When you know a byte string represents a COSE header map (or you want to override heuristics), use Decode as COSE Headers.
- This opens a new in-memory CBOR document and forces the Pretty view to format the decoded value as COSE headers.
- When viewing a raw COSE_Sign1, you can also decode the Protected Headers or Unprotected Headers directly from the COSE_Sign1 tuple.
Example
When you open a CBOR file, the extension will decode it and display the contents in a formatted JSON view. For COSE_Sign1 structures, you'll see:
{
"protectedHeaders": {
"1": {
"label": "alg (Algorithm)",
"valueType": "map",
"value": {
"headerName": "alg (Algorithm)",
"algorithmId": -7,
"algorithmName": "ES256"
}
}
},
"payload": {
"isEmbedded": true,
"sizeBytes": 123,
"isText": true,
"bytes": {
"_type": "bytes",
"lengthBytes": 123,
"hexPreview": "..."
}
},
"signature": {
"totalSizeBytes": 456
}
}
Supported File Types
.cbor - Standard CBOR files
.cose - COSE (CBOR Object Signing and Encryption) files
Development
Pretty-view extensibility
The pretty view is implemented as an ordered formatter registry with a preview-hint system.

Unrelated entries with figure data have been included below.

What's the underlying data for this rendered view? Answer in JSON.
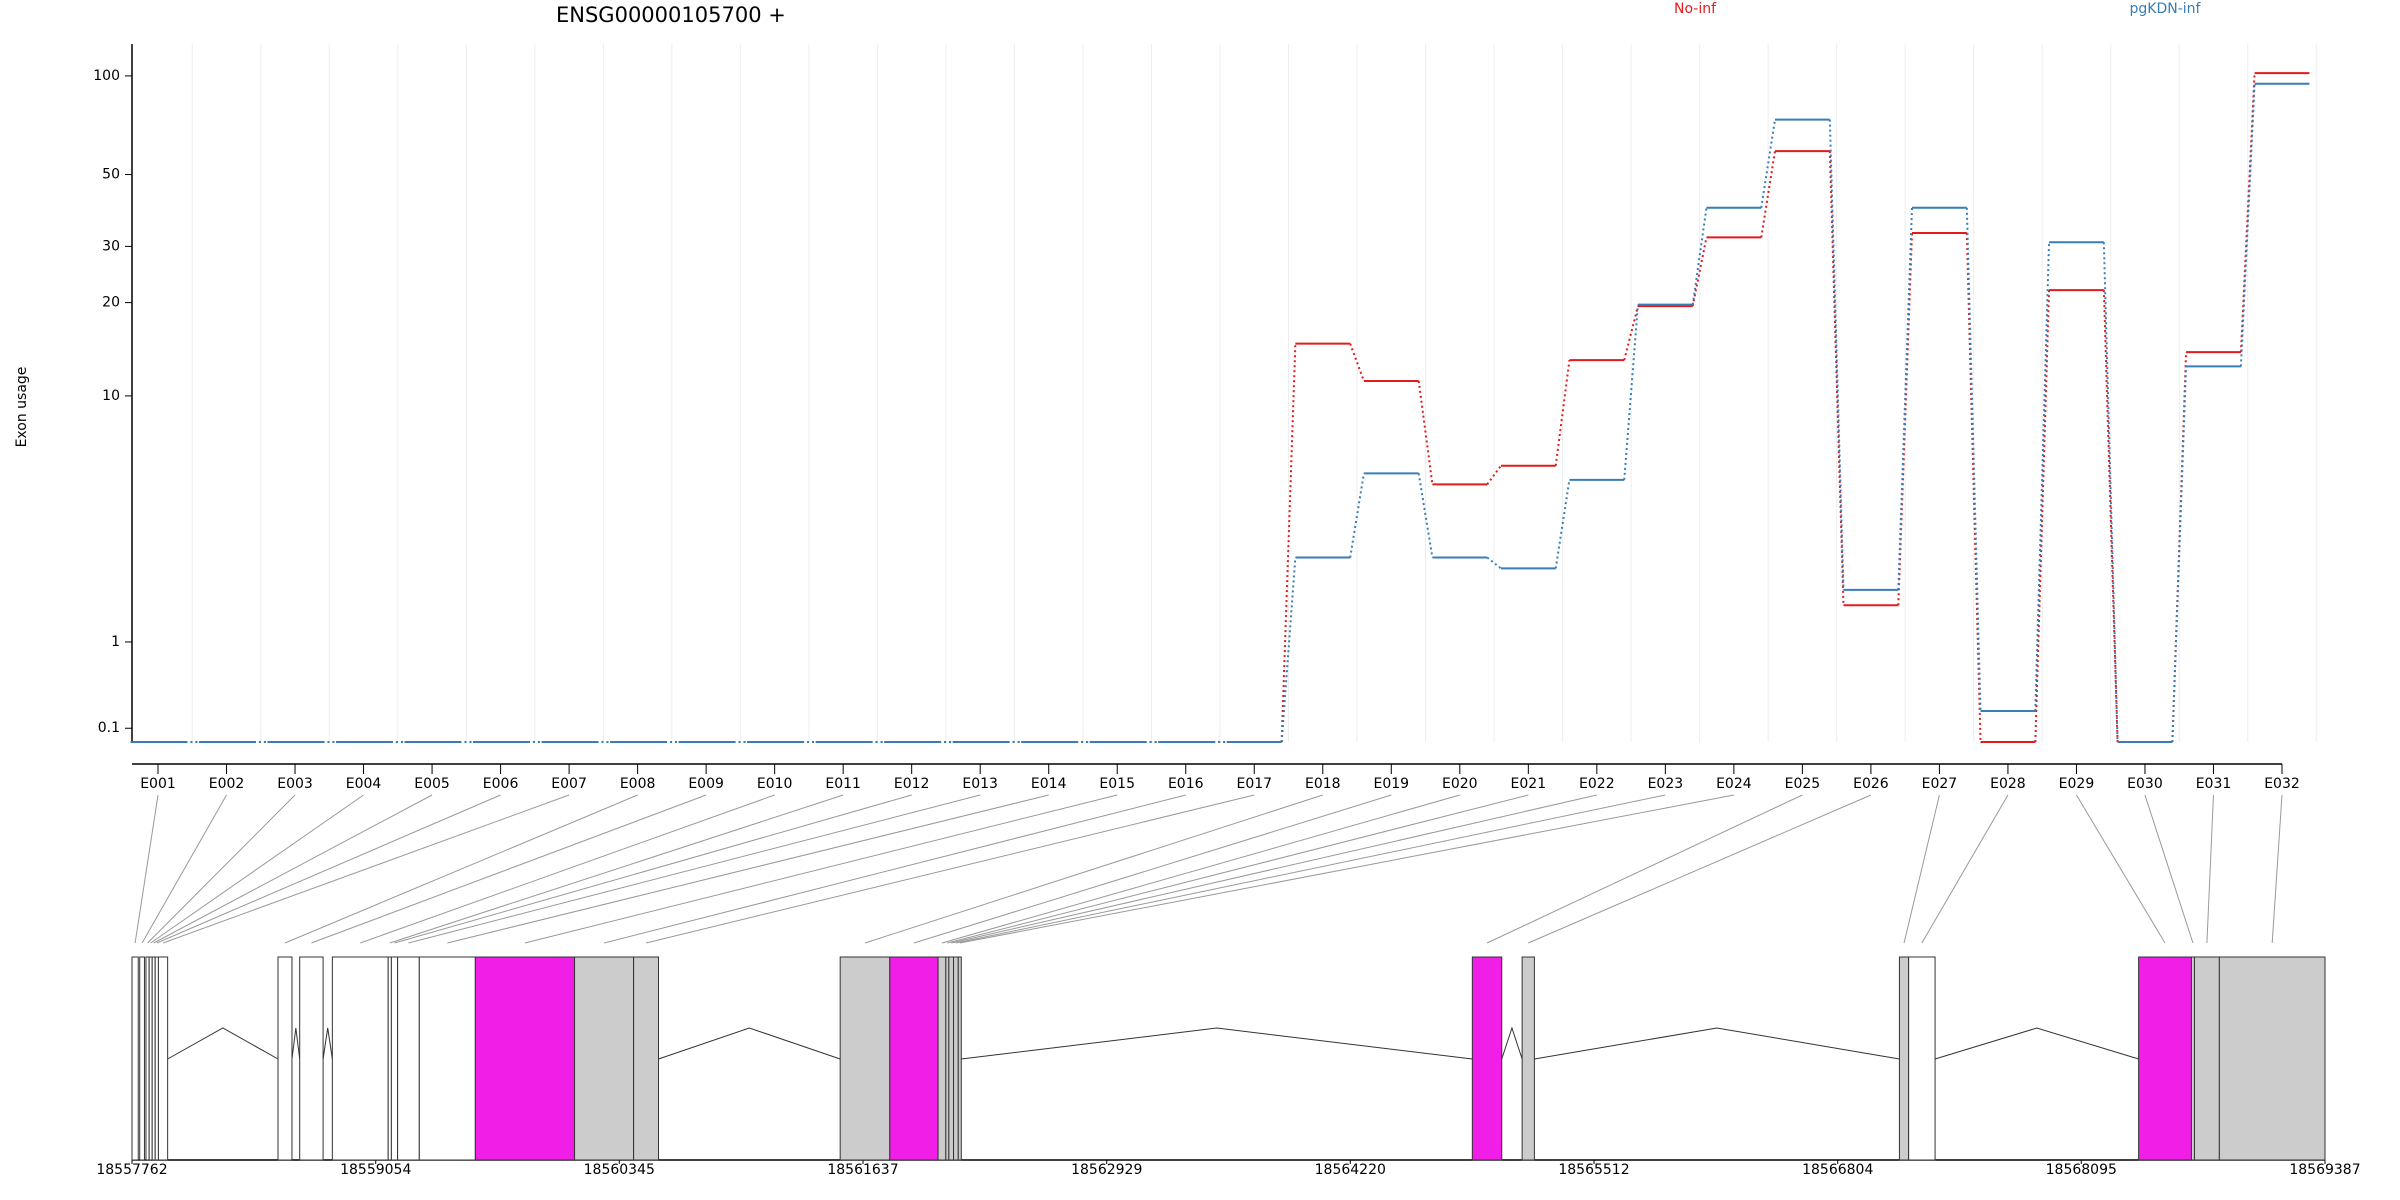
{
  "chart_data": [
    {
      "type": "line",
      "title": "ENSG00000105700 +",
      "y_label": "Exon usage",
      "yscale": "log1p",
      "grid": true,
      "legend": "top",
      "categories": [
        "E001",
        "E002",
        "E003",
        "E004",
        "E005",
        "E006",
        "E007",
        "E008",
        "E009",
        "E010",
        "E011",
        "E012",
        "E013",
        "E014",
        "E015",
        "E016",
        "E017",
        "E018",
        "E019",
        "E020",
        "E021",
        "E022",
        "E023",
        "E024",
        "E025",
        "E026",
        "E027",
        "E028",
        "E029",
        "E030",
        "E031",
        "E032"
      ],
      "series": [
        {
          "name": "No-inf",
          "color": "#e41a1c",
          "values": [
            0,
            0,
            0,
            0,
            0,
            0,
            0,
            0,
            0,
            0,
            0,
            0,
            0,
            0,
            0,
            0,
            0,
            14.8,
            11.2,
            4.96,
            5.78,
            13.1,
            19.5,
            32,
            59,
            1.58,
            33,
            0,
            21.9,
            0,
            13.9,
            102
          ]
        },
        {
          "name": "pgKDN-inf",
          "color": "#377eb8",
          "values": [
            0,
            0,
            0,
            0,
            0,
            0,
            0,
            0,
            0,
            0,
            0,
            0,
            0,
            0,
            0,
            0,
            0,
            2.59,
            5.43,
            2.59,
            2.33,
            5.15,
            19.7,
            39.5,
            73.6,
            1.87,
            39.5,
            0.24,
            30.9,
            0,
            12.5,
            94.7
          ]
        }
      ],
      "ylim": [
        0,
        125
      ],
      "yticks": [
        0.1,
        1,
        10,
        20,
        30,
        50,
        100
      ]
    },
    {
      "type": "gene-model",
      "xlim": [
        18557762,
        18569387
      ],
      "xticks": [
        18557762,
        18559054,
        18560345,
        18561637,
        18562929,
        18564220,
        18565512,
        18566804,
        18568095,
        18569387
      ],
      "exons": [
        {
          "start": 18557762,
          "end": 18557795,
          "fill": "#ffffff"
        },
        {
          "start": 18557803,
          "end": 18557828,
          "fill": "#ffffff"
        },
        {
          "start": 18557836,
          "end": 18557853,
          "fill": "#ffffff"
        },
        {
          "start": 18557853,
          "end": 18557869,
          "fill": "#ffffff"
        },
        {
          "start": 18557869,
          "end": 18557885,
          "fill": "#ffffff"
        },
        {
          "start": 18557885,
          "end": 18557902,
          "fill": "#ffffff"
        },
        {
          "start": 18557902,
          "end": 18557951,
          "fill": "#ffffff"
        },
        {
          "start": 18558536,
          "end": 18558610,
          "fill": "#ffffff"
        },
        {
          "start": 18558651,
          "end": 18558775,
          "fill": "#ffffff"
        },
        {
          "start": 18558824,
          "end": 18559120,
          "fill": "#ffffff"
        },
        {
          "start": 18559120,
          "end": 18559137,
          "fill": "#ffffff"
        },
        {
          "start": 18559137,
          "end": 18559170,
          "fill": "#ffffff"
        },
        {
          "start": 18559170,
          "end": 18559285,
          "fill": "#ffffff"
        },
        {
          "start": 18559285,
          "end": 18559582,
          "fill": "#ffffff"
        },
        {
          "start": 18559582,
          "end": 18560108,
          "fill": "#f01ee6"
        },
        {
          "start": 18560108,
          "end": 18560421,
          "fill": "#cccccc"
        },
        {
          "start": 18560421,
          "end": 18560553,
          "fill": "#cccccc"
        },
        {
          "start": 18561516,
          "end": 18561779,
          "fill": "#cccccc"
        },
        {
          "start": 18561779,
          "end": 18562035,
          "fill": "#f01ee6"
        },
        {
          "start": 18562035,
          "end": 18562076,
          "fill": "#cccccc"
        },
        {
          "start": 18562076,
          "end": 18562092,
          "fill": "#cccccc"
        },
        {
          "start": 18562092,
          "end": 18562117,
          "fill": "#cccccc"
        },
        {
          "start": 18562117,
          "end": 18562142,
          "fill": "#cccccc"
        },
        {
          "start": 18562142,
          "end": 18562158,
          "fill": "#cccccc"
        },
        {
          "start": 18564867,
          "end": 18565023,
          "fill": "#f01ee6"
        },
        {
          "start": 18565131,
          "end": 18565196,
          "fill": "#cccccc"
        },
        {
          "start": 18567131,
          "end": 18567180,
          "fill": "#cccccc"
        },
        {
          "start": 18567180,
          "end": 18567320,
          "fill": "#ffffff"
        },
        {
          "start": 18568399,
          "end": 18568679,
          "fill": "#f01ee6"
        },
        {
          "start": 18568679,
          "end": 18568695,
          "fill": "#cccccc"
        },
        {
          "start": 18568695,
          "end": 18568827,
          "fill": "#cccccc"
        },
        {
          "start": 18568827,
          "end": 18569387,
          "fill": "#cccccc"
        }
      ]
    }
  ]
}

See the docs directory for architecture and extension guides:
- docs/architecture-overview.md
- docs/pretty-extenders.md
- docs/preview-extenders.md
- docs/how-to-extend.md
Prerequisites
- Node.js 18+
- npm 9+
- Visual Studio Code 1.93.0+
Building from Source
# Clone the repository
git clone https://github.com/JeromySt/vscode-cbor-viewer.git
cd vscode-cbor-viewer
# Install dependencies
npm install
# Compile TypeScript
npm run compile
# Run tests
npm test
# Package extension
npx vsce package
Running Tests
npm test
# Node-run unit tests (fast)
npm run test:unit
# Coverage (enforces line coverage threshold)
npm run test:coverage
Release process
This repo publishes the extension to the VS Code Marketplace from GitHub Actions.
Prerequisites (repo secrets)
VSCE_TOKEN: a Visual Studio Marketplace Personal Access Token with permission to publish the extension.
Steps
- Ensure
package.json version is bumped using SemVer.
- Ensure
CHANGELOG.md is up to date.
- Run the GitHub Actions workflow Create Release (tag + GitHub Release) and (optionally) leave the version input blank (it uses
package.json).
- This creates a git tag
vX.Y.Z and a GitHub Release.
- When the Release is published, the Publish Extension workflow runs automatically:
- Validates the tag matches
package.json version
- Runs
npm run test:coverage (fails if coverage < 95%)
- Packages a
.vsix and publishes it to the Marketplace
Linting
npm run lint
Architecture
The extension consists of several key components:
- extension.ts: Main entry point that registers the custom editor provider
- cborEditorProvider.ts: Implements the custom readonly editor for CBOR files
- cborDecoder.ts: Core decoding logic (CBOR decode + COSE_Sign1 inspection + recursive expansion)
- preview/inMemoryFileSystem.ts: Read-only in-memory filesystem used for Hex Editor and decoded CBOR views without writing to disk
Settings
cborViewer.streamingThresholdMiB
- Type: number
- Default: 5
- Meaning: When opening a local
file: resource larger than this size (in MiB), the extension uses a streaming CBOR parser instead of reading the full file into memory.
- Set to
0 to disable streaming (always read the full file).
Note: streaming is only used for local file: URIs. For remote/virtual schemes, VS Code only exposes readFile(), so the extension falls back to full-buffer decoding.
cborViewer.defaultViewMode
- Type: string
- Default:
pretty
- Values:
pretty | raw
- Meaning: Controls which view mode the viewer starts in.
Hex Editor dependency
This extension depends on the built-in VS Code Hex Editor extension (ms-vscode.hexeditor) for viewing byte blobs.
Security
This extension is designed to be safe by default:
- Content Security Policy enforced on all webviews
- Input validation and error handling for decode operations
- No temporary files written for byte-blob viewing/decoding
- Webview scripts are loaded only from the extension's
media/ directory (no remote scripts)
Contributing
Contributions are welcome! Please see CONTRIBUTING.md for guidelines.
License
This project is licensed under the GNU General Public License v3.0 - see the LICENSE file for details.
Changelog
See CHANGELOG.md for release history.